Shaw will remain with the business for the next six months to facilitate a smooth handover of responsibilities, LIME said in a release.
Tony Rice, chief executive of LIME’s parent company, will take over leadership of the business, working with the regional business leadership team.
CWC recently announced its intention to focus its business on the Caribbean and Central American region, after agreeing to sell its Macau and Monaco & Islands operations.
Shaw expressed gratitude to his colleagues at LIME for their support during his time running the business.

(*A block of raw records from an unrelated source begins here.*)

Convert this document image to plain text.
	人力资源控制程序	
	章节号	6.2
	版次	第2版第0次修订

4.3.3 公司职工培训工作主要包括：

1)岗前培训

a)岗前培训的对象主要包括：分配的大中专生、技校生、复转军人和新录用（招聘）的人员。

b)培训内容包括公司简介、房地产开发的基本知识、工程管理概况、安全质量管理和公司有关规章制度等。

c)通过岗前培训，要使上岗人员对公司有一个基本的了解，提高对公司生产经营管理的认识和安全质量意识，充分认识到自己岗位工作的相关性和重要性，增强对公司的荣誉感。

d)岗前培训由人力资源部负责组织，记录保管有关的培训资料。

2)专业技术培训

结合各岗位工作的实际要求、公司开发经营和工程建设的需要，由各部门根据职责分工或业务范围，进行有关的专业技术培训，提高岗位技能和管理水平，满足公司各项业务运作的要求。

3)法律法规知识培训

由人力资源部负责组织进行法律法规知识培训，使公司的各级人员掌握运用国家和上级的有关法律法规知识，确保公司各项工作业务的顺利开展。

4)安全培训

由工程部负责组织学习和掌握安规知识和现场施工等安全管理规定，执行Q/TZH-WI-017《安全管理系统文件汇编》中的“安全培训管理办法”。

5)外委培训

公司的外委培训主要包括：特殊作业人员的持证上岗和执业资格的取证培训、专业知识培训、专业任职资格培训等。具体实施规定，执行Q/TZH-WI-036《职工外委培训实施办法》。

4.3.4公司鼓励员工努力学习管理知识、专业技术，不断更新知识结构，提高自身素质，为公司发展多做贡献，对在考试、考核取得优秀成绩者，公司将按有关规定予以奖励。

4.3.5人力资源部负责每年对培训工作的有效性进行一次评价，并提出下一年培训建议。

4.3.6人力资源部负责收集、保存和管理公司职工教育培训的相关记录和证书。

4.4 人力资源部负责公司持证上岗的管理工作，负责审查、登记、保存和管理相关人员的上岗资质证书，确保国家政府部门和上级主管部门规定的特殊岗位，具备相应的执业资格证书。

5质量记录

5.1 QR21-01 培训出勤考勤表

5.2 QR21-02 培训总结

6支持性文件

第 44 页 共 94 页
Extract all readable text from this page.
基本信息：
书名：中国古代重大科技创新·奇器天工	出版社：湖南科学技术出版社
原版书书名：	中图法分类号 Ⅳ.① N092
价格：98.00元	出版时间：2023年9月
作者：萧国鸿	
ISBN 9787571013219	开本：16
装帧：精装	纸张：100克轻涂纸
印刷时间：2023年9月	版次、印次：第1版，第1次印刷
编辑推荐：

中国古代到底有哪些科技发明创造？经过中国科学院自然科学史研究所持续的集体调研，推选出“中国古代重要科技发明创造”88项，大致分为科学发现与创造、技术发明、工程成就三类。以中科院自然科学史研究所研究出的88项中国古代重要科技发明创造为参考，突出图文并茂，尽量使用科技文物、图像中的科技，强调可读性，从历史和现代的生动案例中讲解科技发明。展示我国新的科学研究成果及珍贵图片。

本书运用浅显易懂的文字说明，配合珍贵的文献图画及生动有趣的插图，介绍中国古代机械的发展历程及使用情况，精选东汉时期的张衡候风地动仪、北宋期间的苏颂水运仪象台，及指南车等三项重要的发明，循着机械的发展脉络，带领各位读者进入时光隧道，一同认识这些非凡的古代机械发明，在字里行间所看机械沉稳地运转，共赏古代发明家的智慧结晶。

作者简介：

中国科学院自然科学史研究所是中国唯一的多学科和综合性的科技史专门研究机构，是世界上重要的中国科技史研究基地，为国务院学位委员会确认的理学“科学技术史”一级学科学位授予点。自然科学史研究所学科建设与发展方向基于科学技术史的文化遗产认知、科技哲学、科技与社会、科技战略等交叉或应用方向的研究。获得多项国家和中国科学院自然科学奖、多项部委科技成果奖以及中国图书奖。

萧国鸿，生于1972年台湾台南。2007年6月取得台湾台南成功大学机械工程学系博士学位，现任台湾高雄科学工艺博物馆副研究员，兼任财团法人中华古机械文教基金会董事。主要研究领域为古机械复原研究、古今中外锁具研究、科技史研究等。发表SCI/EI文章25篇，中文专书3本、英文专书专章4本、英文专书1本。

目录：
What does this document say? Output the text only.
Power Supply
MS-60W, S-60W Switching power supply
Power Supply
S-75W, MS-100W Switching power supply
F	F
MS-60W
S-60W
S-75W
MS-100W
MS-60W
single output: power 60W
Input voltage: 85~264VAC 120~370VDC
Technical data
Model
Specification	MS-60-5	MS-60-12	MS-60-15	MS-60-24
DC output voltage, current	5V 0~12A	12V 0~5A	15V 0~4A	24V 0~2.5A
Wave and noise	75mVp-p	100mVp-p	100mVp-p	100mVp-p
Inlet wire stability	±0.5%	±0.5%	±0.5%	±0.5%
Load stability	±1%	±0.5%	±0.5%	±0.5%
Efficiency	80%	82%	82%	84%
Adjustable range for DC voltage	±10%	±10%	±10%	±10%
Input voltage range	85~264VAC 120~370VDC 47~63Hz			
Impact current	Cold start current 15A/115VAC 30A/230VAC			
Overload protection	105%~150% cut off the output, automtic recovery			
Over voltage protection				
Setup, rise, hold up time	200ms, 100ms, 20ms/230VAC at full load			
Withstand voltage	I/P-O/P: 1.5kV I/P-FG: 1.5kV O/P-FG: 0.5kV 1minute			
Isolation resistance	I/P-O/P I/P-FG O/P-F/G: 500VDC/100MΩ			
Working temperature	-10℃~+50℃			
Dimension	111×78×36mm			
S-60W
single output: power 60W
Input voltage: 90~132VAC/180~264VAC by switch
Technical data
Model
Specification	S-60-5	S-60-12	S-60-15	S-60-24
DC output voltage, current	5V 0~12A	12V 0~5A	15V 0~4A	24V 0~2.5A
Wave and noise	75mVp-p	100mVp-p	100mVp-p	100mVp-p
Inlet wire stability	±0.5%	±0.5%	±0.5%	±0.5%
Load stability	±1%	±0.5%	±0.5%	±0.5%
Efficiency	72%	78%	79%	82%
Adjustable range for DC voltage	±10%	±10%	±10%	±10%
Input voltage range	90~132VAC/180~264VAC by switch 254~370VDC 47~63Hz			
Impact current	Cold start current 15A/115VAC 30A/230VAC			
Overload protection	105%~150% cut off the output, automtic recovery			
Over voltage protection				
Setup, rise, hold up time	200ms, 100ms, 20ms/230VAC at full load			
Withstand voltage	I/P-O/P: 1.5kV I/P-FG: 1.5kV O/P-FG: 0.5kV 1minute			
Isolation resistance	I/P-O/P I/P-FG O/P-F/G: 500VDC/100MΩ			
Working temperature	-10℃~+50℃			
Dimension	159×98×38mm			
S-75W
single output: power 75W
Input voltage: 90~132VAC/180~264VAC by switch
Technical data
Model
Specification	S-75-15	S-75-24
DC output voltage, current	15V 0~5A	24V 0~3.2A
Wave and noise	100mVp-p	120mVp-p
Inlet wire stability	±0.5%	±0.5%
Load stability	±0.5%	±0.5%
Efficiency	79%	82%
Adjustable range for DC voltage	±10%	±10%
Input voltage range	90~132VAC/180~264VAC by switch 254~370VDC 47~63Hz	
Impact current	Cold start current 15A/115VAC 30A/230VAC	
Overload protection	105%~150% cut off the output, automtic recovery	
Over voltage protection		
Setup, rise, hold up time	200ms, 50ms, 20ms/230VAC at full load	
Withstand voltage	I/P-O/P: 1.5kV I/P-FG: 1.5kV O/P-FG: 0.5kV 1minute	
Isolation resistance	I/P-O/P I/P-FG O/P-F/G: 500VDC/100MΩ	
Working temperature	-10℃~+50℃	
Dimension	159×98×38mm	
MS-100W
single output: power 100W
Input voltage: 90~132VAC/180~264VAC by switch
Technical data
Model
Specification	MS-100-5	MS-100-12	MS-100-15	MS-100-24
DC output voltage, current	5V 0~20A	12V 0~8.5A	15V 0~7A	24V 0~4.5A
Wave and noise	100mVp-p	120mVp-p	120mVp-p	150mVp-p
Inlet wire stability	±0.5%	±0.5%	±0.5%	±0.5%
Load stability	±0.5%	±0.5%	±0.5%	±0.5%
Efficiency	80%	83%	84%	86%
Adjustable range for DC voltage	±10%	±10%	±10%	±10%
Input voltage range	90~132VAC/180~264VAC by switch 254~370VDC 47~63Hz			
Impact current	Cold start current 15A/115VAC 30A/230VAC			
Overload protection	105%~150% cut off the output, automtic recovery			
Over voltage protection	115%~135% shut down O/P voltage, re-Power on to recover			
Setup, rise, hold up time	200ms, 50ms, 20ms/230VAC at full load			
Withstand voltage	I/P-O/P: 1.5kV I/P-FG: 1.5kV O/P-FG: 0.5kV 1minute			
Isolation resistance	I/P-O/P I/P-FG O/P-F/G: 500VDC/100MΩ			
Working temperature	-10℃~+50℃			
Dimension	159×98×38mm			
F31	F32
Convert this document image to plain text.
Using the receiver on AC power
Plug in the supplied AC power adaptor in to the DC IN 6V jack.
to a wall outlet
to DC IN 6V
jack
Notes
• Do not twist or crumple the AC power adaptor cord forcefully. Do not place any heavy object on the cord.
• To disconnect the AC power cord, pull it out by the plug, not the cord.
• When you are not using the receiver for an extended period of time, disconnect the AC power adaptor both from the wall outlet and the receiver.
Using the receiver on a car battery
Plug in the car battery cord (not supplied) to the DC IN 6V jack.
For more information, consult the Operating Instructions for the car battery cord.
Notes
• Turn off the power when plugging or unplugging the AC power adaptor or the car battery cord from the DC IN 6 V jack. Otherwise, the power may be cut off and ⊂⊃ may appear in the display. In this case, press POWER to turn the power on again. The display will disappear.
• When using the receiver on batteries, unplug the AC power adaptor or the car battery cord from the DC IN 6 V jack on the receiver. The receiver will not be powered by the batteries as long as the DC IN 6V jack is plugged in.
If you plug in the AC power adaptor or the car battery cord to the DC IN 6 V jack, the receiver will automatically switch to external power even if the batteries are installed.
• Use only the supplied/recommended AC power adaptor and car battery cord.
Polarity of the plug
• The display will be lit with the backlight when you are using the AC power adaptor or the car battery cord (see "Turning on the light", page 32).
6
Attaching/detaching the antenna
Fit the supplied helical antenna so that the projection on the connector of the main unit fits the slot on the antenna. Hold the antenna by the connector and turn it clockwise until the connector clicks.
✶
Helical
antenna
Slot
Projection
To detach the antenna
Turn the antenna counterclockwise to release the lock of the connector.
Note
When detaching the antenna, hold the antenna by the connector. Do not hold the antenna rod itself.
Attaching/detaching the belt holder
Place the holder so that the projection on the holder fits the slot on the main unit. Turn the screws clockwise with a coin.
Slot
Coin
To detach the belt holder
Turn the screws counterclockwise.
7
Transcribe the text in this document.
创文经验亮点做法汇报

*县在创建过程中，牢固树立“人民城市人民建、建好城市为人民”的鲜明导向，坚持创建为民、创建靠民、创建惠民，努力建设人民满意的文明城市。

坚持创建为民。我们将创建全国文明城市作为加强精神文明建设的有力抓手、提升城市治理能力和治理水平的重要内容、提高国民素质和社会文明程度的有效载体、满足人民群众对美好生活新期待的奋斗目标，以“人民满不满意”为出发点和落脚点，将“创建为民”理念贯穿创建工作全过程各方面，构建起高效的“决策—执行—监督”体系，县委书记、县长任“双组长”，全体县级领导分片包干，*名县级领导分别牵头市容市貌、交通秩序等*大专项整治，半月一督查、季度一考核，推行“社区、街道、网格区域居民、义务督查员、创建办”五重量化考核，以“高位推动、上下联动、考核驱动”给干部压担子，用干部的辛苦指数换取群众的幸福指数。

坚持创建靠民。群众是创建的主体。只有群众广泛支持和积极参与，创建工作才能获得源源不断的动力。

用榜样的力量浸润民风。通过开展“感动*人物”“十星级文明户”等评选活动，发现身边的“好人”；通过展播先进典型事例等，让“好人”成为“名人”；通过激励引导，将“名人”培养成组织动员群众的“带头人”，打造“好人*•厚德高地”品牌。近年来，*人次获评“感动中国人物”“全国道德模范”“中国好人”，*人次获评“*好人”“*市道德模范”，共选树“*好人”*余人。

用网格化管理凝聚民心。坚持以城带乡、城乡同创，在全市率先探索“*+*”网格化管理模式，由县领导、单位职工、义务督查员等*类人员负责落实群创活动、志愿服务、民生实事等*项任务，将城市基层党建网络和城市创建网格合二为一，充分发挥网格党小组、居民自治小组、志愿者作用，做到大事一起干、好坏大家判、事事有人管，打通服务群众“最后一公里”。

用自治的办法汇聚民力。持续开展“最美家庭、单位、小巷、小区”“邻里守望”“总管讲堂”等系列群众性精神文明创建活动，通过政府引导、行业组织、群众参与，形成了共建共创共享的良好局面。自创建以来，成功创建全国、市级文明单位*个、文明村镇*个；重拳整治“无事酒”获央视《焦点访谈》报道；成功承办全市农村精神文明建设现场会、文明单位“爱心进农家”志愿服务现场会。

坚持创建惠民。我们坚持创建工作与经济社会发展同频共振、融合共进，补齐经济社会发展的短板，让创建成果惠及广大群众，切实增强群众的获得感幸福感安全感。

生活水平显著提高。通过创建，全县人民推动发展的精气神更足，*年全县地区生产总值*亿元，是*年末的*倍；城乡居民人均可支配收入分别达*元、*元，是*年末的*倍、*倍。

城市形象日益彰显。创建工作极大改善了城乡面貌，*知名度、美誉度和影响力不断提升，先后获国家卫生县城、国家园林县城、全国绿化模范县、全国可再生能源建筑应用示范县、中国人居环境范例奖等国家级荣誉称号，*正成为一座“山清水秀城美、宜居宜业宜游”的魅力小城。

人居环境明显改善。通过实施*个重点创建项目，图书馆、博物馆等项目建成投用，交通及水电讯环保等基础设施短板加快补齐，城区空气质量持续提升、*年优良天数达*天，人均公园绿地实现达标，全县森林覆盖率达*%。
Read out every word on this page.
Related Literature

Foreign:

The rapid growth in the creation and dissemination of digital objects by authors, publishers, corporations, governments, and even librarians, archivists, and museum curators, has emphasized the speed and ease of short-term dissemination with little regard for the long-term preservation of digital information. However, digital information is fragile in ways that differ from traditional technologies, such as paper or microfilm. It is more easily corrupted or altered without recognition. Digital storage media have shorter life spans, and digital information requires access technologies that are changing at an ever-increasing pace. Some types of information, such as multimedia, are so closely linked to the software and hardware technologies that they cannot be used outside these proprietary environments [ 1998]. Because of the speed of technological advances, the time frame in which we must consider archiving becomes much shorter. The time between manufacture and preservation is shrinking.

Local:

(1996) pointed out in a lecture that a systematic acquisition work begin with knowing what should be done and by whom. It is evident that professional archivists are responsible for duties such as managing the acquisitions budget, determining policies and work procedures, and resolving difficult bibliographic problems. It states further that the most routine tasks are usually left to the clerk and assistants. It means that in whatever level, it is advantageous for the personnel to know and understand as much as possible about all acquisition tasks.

“As a team, we have achieved a great deal during the past four years,” he said. “Our business is fighting back in Jamaica. In The Bahamas we are well positioned to face up to competition when it comes and we are competing strongly in our other markets,” Shaw added.
Rice said Shaw “has managed our Caribbean business through a period of unparalleled and prolonged economic challenges for the region and difficult market conditions.”
During that period, he said, the outgoing CEO has done a sterling job to strengthen the business and delivered critical transformational initiatives.
“Given the importance and challenges of the Caribbean market to CWC, I am taking direct leadership of the LIME business for a period of time to understand better and pursue the opportunities for investment which will improve the services we provide to customers as well as our cost efficiency and competitiveness,” Rice said.
The Caribbean operations have posted reasonable results except for Jamaica, the largest island territory.
Its operations in Jamaica, rocked by stiff competition, posted five straight years of losses culminating with a J$20 billion loss in its latest financial year ending March 2012.
However, the brand regained market appeal following its 2012 summer price slashing of call rates, which reportedly added some 150,000 customers to the undisclosed size of its mobile phone database.
In January 2013, CWC announced that Sable Holding Limited, a wholly-owned subsidiary, entered into an agreement with CITIC Telecom International Holdings Limited to sell the Group’s 51 per cent shareholding in Companhia de Telecomunicações de Macau, a territory administered by China.
In December 2012, CWC announced the divestment of the majority of its businesses within its Monaco & Islands division for an enterprise value of US$680 million.
That divestment involved the entire shareholdings in the Maldives, Channel Islands and Isle of Man, Seychelles, South Atlantic and Diego Garcia, as well as a 25 per cent shareholding in Compagnie Monegasque de Communication SAM, the company which held CWC’s 55 per cent interest in Monaco Telecom.